Il est vrai que beaucoup de dossiers que nous examinons au titre d'une situation propre des enfants qui étaient en instruction en famille auparavant ne remplissent plus les nouvelles conditions données par la loi.
Christophe Monny, secrétaire général adjoint du rectorat, en charge de l’organisation et des moyens.
9 demandes sur 10 accordées dans l'académie de Besançon
Parmi les quatre motifs permettant l'instruction en famille, celui qui concerne "l'existence d'une situation propre à l'enfant motivant le projet éducatif" est "celui qui est le plus sujet à interprétation" selon Christophe Monny. La situation propre n'a pas de définition, mais doit faire l'objet d'une analyse particulière. Les parents décrivent leur enfant dans ses aptitudes, sa situation, son contexte. "C'est cela qu'on essaye d'identifier au niveau de nos commissions d'examens", indique le secrétaire général adjoint du rectorat. Il faut aussi que les parents démontrent en quoi leur projet pédagogique est particulier par rapport à la situation qui est décrite.

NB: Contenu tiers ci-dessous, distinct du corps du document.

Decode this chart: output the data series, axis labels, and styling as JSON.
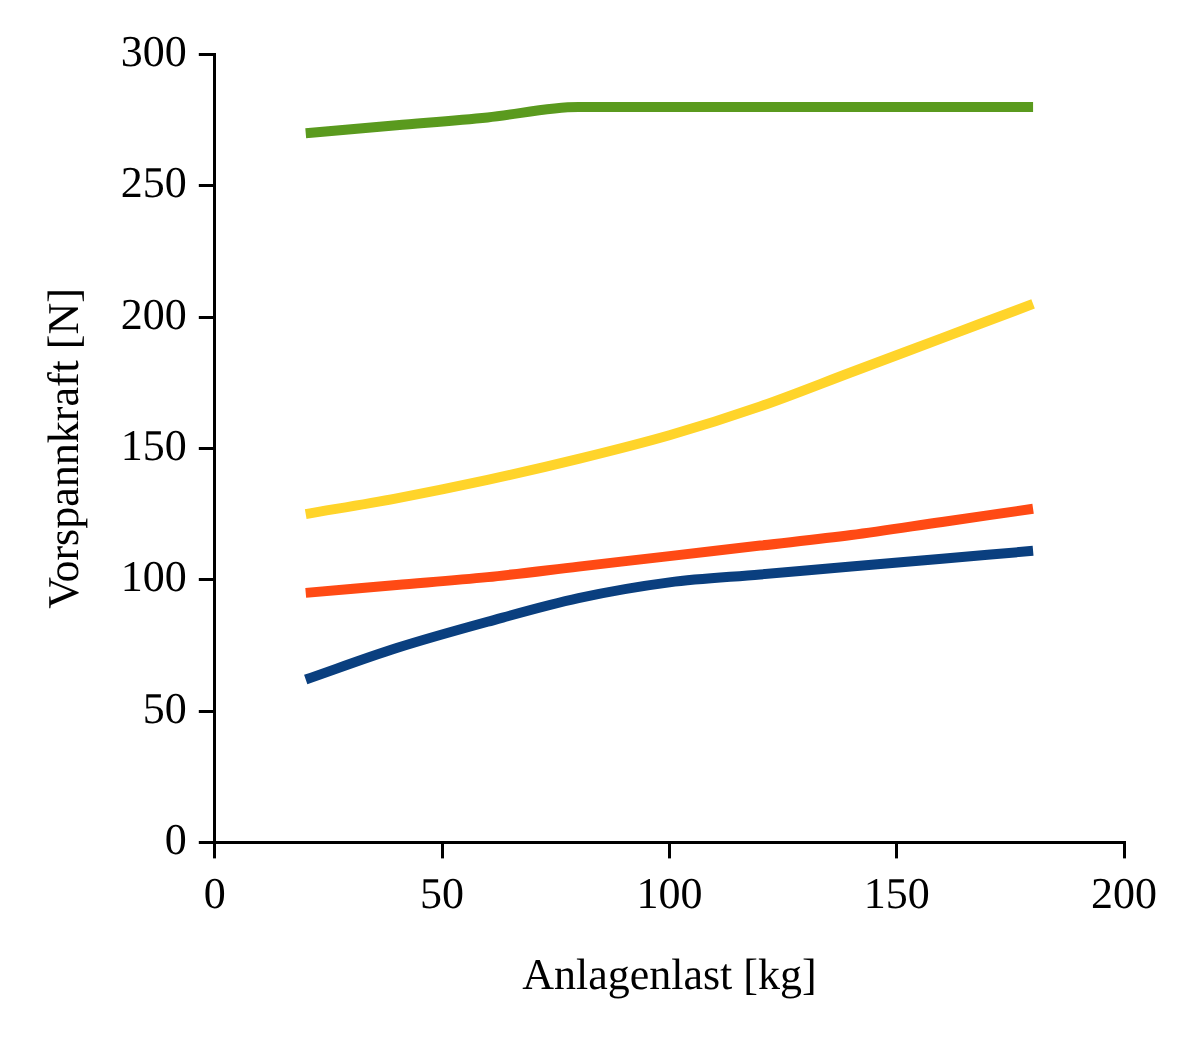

Dans l'académie de Besançon, on accorde 9 autorisations d'instruction dans les familles sur 10 demandes. On est dans la moyenne nationale.
Christophe Monny, secrétaire général adjoint du rectorat, en charge de l’organisation et des moyens
Au niveau national, l'instruction en famille représente 51 229 demandes et 45 275 autorisations pour l'année 2023-2024. Pour l'académie de Besançon (Doubs) cela correspond à 1 139 demandes et 1 027 autorisations.